Cuando se apuesta a la lógica de los resultados como única y constante explicación para defender y sostener un proceso futbolístico, los riesgos son mayúsculos. En todos los ámbitos. Por ejemplo en el de los entrenadores. Si éstos prefieren moverse en ese terreno corren el peligro de caminar por la cornisa de la inestabilidad. Si los dirigentes optan por esa política también terminan amarrados: la lógica de la acción y reacción los obliga a tomar decisiones inmediatas, lejanas a la reflexión.

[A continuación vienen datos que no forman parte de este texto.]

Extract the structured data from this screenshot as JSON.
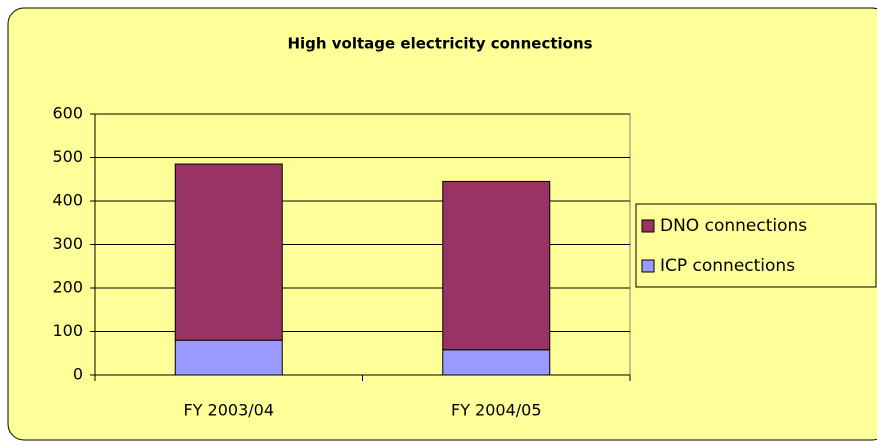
{
  "chart_data": {
    "type": "stacked_bar",
    "title": "High voltage electricity connections",
    "categories": [
      "FY 2003/04",
      "FY 2004/05"
    ],
    "series": [
      {
        "name": "ICP connections",
        "color": "#9999ff",
        "values": [
          80,
          58
        ]
      },
      {
        "name": "DNO connections",
        "color": "#993366",
        "values": [
          405,
          387
        ]
      }
    ],
    "ylim": [
      0,
      600
    ],
    "yticks": [
      0,
      100,
      200,
      300,
      400,
      500,
      600
    ],
    "grid": true,
    "legend": "right"
  }
}
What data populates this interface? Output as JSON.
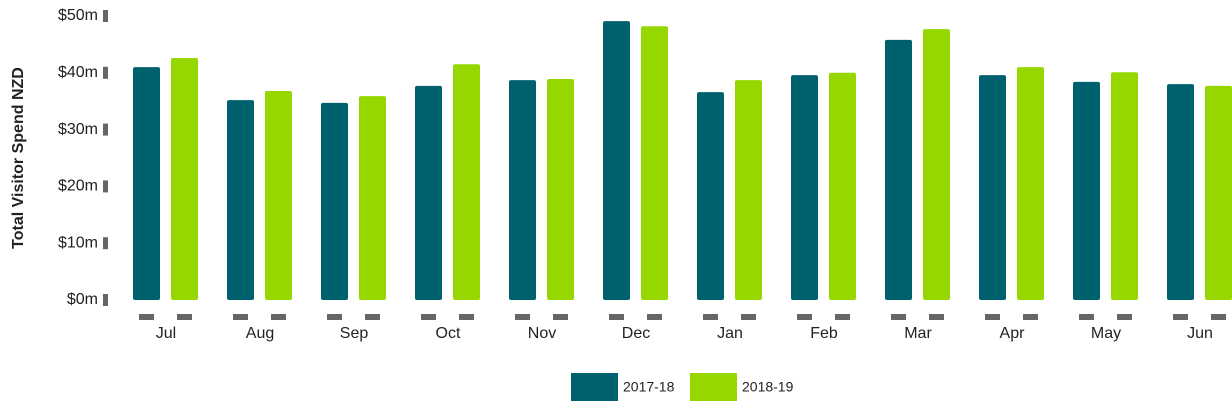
{
  "chart_data": {
    "type": "bar",
    "y_label": "Total Visitor Spend NZD",
    "categories": [
      "Jul",
      "Aug",
      "Sep",
      "Oct",
      "Nov",
      "Dec",
      "Jan",
      "Feb",
      "Mar",
      "Apr",
      "May",
      "Jun"
    ],
    "series": [
      {
        "name": "2017-18",
        "color": "#00616e",
        "values": [
          41.0,
          35.2,
          34.7,
          37.7,
          38.7,
          49.1,
          36.6,
          39.6,
          45.8,
          39.6,
          38.4,
          38.0
        ]
      },
      {
        "name": "2018-19",
        "color": "#97d700",
        "values": [
          42.6,
          36.8,
          35.9,
          41.5,
          38.9,
          48.2,
          38.7,
          40.0,
          47.7,
          41.0,
          40.1,
          37.7
        ]
      }
    ],
    "ylim": [
      0,
      50
    ],
    "yticks": [
      {
        "value": 0,
        "label": "$0m"
      },
      {
        "value": 10,
        "label": "$10m"
      },
      {
        "value": 20,
        "label": "$20m"
      },
      {
        "value": 30,
        "label": "$30m"
      },
      {
        "value": 40,
        "label": "$40m"
      },
      {
        "value": 50,
        "label": "$50m"
      }
    ],
    "grid": false,
    "legend": "bottom"
  }
}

El panorama descrito puede ilustrar la realidad actual de la selección nacional. Se trata de un cuerpo técnico que fundó su legitimidad a partir del cumplimiento de objetivos puntuales, olvidándose de la forma, apelando en ocasiones a la soberbia y desconociendo una historia y un estilo que, con altos y bajos, lograba competir con relativa dignidad. La derrota con Argentina y el triste empate con Perú en el Estadio Nacional desatan y revelan un problema que, por la categoría de dos figuras que sobrepasan largamente la media histórica (Iván Zamorano y Marcelo Salas), permanecía oculto.
Chile no jugaba bien desde hace rato, pero la fe en el poder de fuego que irradia la dupla de atacantes titulares y la vieja creencia de que en algún momento el equipo aparecerá hicieron pensar que en la hora de la verdad, cuando las eliminatorias arrancaran con su tradicional tensión, las dificultades se superarían. Como sucedió en las anteriores clasificatorias, en la preparación al Mundial o en la pasada Copa América. Pero los vaivenes futbolísticos indicaron lo contrario y la interrogante que el medio futbolero se hacía con frecuencia - ¿qué pasará cuando Zamorano o Salas no funcionen?- llegó.
Chile quedó al desnudo, sin respuestas para afrontar una realidad que en el corto plazo asoma definitoria y dura. Las fórmulas mágicas y los facilismos no son buenos consejeros. El sentido común reclama elegir un par de opciones y respaldarlas más allá de la presión ambiental. Decirlo es fácil, actuar en consecuencia es complicado. Pero el camino es escoger un grupo de jugadores, otorgarles confianza y afrontar las clasificatorias hasta el final, con incorporaciones que alteren el maquillaje y potencien el cuadro en todas su líneas.
Se acabaron los plazos. Los experimentos no dieron el tono. Los jugadores más experimentados son hoy los llamados a luchar por un equipo cuyas opciones de clasificación permanecen intactas, pero que futbolísticamente arroja demasiadas dudas. Entregar el testimonio a la generación que emerge demostró no ser solución. Tampoco es justo endosarles un fardo enorme, que podría incluso tener consecuencias traumáticas sobre sus carreras.
Definir un equipo y darle continuidad
- asumiendo carencias y yerros que a estas alturas no se pueden solucionar- es la tarea. Buscar culpables asoma inoficioso, aunque la lección que dejan estos duelos iniciales es que el fútbol chileno nunca más puede otorgar a un seleccionador el poder absoluto. Aunque gane siempre y se llame como se llame. Es muy peligroso.